Furthermore, coconut water hydrates the cells in the body, inducing a feeling of fullness and reducing the tendency to overeat in order to satisfy hunger. This practice of reduced eating, in turn, aids in weight management and water loss. (5)

Is coconut water good for your skin?

Coconut water also contributes to skin health. Dehydration often leads to various skin issues such as itching, scaling, and scars. 

By incorporating coconut water into one’s diet, skin health can be improved as it contains vitamin C and antioxidants that promote collagen synthesis, resulting in more radiant and firmer skin. (5)

Are there any disadvantages of coconut water?

Excessive consumption of coconut water has been documented in case reports to result in severe hyperkalemia, along with acute kidney injury and rhabdomyolysis. 

Another potential risk associated with coconut water arises from consuming spoiled or contaminated varieties. Contamination with harmful bacteria, such as E. coli, salmonella, and listeria, can occur in spoiled coconut water. 

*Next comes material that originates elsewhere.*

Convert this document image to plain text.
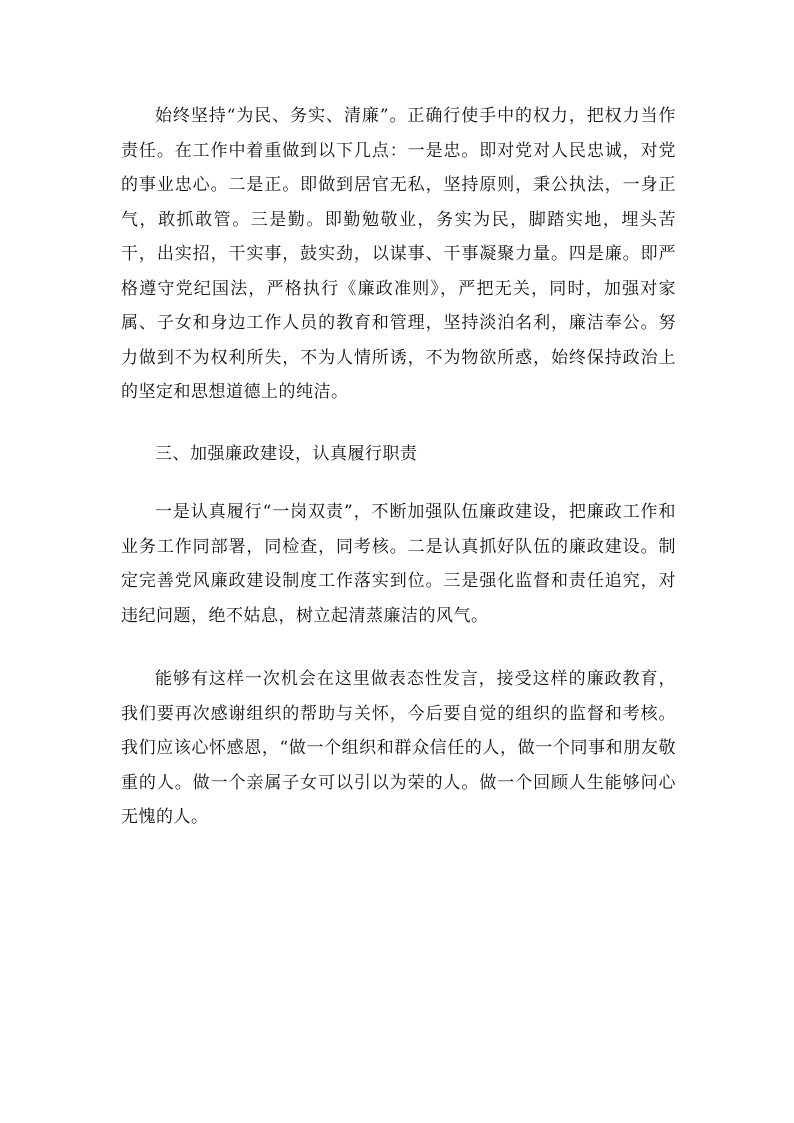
始终坚持“为民、务实、清廉”。正确行使手中的权力，把权力当作责任。在工作中着重做到以下几点：一是忠。即对党对人民忠诚，对党的事业忠心。二是正。即做到居官无私，坚持原则，秉公执法，一身正气，敢抓敢管。三是勤。即勤勉敬业，务实为民，脚踏实地，埋头苦干，出实招，干实事，鼓实劲，以谋事、干事凝聚力量。四是廉。即严格遵守党纪国法，严格执行《廉政准则》，严把无关，同时，加强对家属、子女和身边工作人员的教育和管理，坚持淡泊名利，廉洁奉公。努力做到不为权利所失，不为人情所诱，不为物欲所惑，始终保持政治上的坚定和思想道德上的纯洁。

三、加强廉政建设，认真履行职责

一是认真履行“一岗双责”，不断加强队伍廉政建设，把廉政工作和业务工作同部署，同检查，同考核。二是认真抓好队伍的廉政建设。制定完善党风廉政建设制度工作落实到位。三是强化监督和责任追究，对违纪问题，绝不姑息，树立起清蒸廉洁的风气。

能够有这样一次机会在这里做表态性发言，接受这样的廉政教育，我们要再次感谢组织的帮助与关怀，今后要自觉的组织的监督和考核。我们应该心怀感恩，“做一个组织和群众信任的人，做一个同事和朋友敬重的人。做一个亲属子女可以引以为荣的人。做一个回顾人生能够问心无愧的人。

Infections caused by these bacteria can manifest in symptoms such as nausea, vomiting, abdominal cramps, and diarrhea. (3, 6)


In this brief article, we answered the question, “Where does coconut water come from?”


  1. Naik, M., C. K., S., Rawson, A., & N, V. Tender Coconut Water: A Review on Recent Advances in Processing and Preservation. Food Reviews International, 1–22. 2020.
  2. Walter, E. H. M., Kuaye, A. Y., & Hoorfar, J. Case study on the safety and sustainability of fresh bottled coconut water. Global Safety of Fresh Produce, 367–382. 2014.
  3. Prithviraj, V., Pandiselvam, R., Babu, A. C., Kothakota, A., anikantan, M. R., Ramesh, S. V., … Hebbar, K. B. Emerging non-thermal processing techniques for preservation of tender coconut water. LWT, 149, 111850. 2021.
  4. L., Sunil & Appaiah, Prakruthi & P K, Prasanth Kumar & A.G., Gopala Krishna. Coconut Water – A Nature’s miracle health drink: Chemistry, Health Benefits, Packaging, Storage, and Technologies: A Review. 1-11. 2020.
  5. Wahauwouélé Hermann Coulibaly, et.al. Nutritional profile and functional properties of coconut water marketed in the streets of Abidjan (Côte d’Ivoire), Scientific African, 20, 2023,
  6. Hakimian, J., Goldbarg, S. H., Park, C. H., & Kerwin, T. C. . Death by Coconut. Circulation: Arrhythmia and Electrophysiology, 7(1), 180–181. 2014.